Çatışan taraflar savaşmaya devam ederken masada herhangi bir siyasi çözüm bulunmuyor

Hartum eyaletinin Omdurman şehrindeki Sudanlı gençler (DPA)
Hartum eyaletinin Omdurman şehrindeki Sudanlı gençler (DPA)
TT

Sudan'daki savaş binlerce ölüyle 500’üncü gününe girdi

Hartum eyaletinin Omdurman şehrindeki Sudanlı gençler (DPA)
Hartum eyaletinin Omdurman şehrindeki Sudanlı gençler (DPA)

Dünyanın ‘en kötü insani krizlerinden’ biriyle karşı karşıya olan Sudan’da savaşın başlamasının üzerinden 500 gün geçerken uluslararası kuruluşlara göre aynı ülkenin evlatlarını yiyip bitiren savaş, ordu ve Hızlı Destek Kuvvetleri’nin (HDK) ‘yüz yıl sürse bile’ çatışmayı sonuna kadar sürdüreceklerinde direttiklerinden uçsuz bucaksız yeşili ve toprağı yok etti.

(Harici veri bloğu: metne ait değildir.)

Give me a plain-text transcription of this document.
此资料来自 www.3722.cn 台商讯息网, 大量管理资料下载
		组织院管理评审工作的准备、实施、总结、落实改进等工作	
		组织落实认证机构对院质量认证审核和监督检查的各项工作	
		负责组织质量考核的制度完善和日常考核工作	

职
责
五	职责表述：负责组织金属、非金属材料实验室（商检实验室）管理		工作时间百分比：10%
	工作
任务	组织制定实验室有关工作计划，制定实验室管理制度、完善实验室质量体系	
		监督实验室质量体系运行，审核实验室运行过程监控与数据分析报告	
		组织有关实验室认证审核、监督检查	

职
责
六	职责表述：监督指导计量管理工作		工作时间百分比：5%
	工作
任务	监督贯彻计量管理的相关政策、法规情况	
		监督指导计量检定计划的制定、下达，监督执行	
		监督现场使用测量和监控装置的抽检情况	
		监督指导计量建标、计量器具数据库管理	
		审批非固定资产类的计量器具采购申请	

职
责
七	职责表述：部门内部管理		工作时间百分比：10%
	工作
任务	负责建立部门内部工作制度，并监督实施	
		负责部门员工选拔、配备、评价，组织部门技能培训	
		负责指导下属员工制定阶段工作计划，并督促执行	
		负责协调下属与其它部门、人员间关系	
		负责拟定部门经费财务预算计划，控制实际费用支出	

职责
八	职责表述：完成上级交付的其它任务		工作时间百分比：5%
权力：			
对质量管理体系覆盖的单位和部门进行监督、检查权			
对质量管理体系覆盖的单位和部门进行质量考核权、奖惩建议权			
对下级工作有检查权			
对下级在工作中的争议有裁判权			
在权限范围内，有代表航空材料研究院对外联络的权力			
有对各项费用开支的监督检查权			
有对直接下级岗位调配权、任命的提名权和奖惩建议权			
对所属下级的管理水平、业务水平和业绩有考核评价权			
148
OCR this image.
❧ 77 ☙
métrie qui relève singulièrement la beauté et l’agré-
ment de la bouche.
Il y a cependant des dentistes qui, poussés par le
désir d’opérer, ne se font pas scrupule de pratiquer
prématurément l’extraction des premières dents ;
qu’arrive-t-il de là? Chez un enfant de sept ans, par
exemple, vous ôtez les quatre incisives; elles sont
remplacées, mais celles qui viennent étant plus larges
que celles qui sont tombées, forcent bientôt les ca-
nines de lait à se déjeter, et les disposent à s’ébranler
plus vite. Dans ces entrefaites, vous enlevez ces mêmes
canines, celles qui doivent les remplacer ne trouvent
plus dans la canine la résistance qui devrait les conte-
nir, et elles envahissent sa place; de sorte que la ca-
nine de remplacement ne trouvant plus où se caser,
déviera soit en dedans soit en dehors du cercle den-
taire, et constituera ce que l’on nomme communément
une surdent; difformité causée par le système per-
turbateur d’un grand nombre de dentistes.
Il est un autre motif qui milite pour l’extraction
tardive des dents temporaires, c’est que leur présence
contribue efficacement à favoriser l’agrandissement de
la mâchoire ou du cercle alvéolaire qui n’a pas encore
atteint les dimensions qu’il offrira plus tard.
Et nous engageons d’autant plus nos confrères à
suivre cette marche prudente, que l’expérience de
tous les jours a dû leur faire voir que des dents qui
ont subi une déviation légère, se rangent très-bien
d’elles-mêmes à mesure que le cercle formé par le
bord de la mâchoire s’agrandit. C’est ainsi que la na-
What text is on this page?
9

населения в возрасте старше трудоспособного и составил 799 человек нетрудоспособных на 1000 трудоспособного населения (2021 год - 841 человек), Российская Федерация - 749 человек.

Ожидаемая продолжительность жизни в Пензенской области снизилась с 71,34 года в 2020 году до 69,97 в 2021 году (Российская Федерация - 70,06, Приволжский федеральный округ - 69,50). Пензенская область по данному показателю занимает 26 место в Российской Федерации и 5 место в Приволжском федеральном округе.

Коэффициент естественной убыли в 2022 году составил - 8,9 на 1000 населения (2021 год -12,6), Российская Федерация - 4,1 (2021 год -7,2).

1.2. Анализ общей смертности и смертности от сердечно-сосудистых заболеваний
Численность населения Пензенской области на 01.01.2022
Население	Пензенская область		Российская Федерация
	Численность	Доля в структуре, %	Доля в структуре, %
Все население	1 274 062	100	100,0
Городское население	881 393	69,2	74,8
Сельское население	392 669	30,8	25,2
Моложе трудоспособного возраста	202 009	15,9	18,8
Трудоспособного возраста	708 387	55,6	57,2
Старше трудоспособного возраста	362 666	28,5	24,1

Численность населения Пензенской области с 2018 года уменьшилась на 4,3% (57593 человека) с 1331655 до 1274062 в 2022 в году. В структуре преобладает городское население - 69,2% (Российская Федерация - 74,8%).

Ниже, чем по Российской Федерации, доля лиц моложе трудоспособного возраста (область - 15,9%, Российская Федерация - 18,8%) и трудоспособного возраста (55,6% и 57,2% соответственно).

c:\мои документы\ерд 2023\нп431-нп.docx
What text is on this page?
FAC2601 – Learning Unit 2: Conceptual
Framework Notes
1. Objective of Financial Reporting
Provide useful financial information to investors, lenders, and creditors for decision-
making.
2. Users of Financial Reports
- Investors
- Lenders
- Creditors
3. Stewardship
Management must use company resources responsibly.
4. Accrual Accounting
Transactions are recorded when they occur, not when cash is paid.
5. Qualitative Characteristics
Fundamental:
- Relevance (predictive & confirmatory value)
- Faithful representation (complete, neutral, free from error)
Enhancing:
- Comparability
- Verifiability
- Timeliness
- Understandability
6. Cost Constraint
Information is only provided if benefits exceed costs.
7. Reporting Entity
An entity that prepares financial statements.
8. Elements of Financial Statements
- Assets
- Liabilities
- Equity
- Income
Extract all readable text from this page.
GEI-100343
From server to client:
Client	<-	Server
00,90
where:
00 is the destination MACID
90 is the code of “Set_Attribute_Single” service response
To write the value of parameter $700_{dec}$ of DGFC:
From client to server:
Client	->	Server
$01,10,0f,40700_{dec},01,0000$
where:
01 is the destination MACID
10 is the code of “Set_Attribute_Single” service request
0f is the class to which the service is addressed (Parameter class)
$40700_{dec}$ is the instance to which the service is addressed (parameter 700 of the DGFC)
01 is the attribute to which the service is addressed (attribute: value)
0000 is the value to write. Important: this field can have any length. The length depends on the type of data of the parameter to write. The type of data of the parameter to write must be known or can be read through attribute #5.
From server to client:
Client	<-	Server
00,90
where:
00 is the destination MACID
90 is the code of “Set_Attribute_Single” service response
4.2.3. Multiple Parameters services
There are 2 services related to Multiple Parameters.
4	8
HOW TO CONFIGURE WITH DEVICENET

Sudan, 15 Nisan 2023 tarihinde ordu ile HDK arasındaki savaşın patlak vermesinden bu yana kademeli olarak parçalandı ve bazı eyaletleri ordunun kontrolü altına, bazıları ise HDK’nın kontrolü altına girdi.

Sudan'ı oluşturan 18 eyaletten 15’i savaş alanına dönüşürken savaş bölgelerinden nispeten uzakta kalan eyaletler bile çatışmaların neden olduğu krizlerden kurtulamadı.

Silahların ve marşların sesi yankılanırken savaşın tarafları siyasi bir çözüm için yapılan çağrılara kulak tıkadılar. Sivil güçler ilk kurşunun atılmasından bu yana krize askeri çözümün olmadığını belirterek siyasi çözüm çağrısında bulunuyorlar.

Kayıplar açısından, savaşın devam etmesi doğru rakamlara ulaşılmasını zorlaştırıyor. Ancak bağımsız bir oluşum olan Sudan Doktorlar Sendikası tarafından haziran ayında Şarku’l Avsat’a yapılan açıklamada şimdiye kadar 40 binden fazla insanın öldürüldüğü belirtildi.

Yıkım ve şiddetli çatışmalar siviller için uluslararası ve bölgesel endişelere yol açan bir insani kriz yarattı. Bazıları ülke içinde birden fazla kez olmak üzere 11 milyon kişi yerinden edildi, 2 milyondan fazla kişi de komşu ülkelere sığındı.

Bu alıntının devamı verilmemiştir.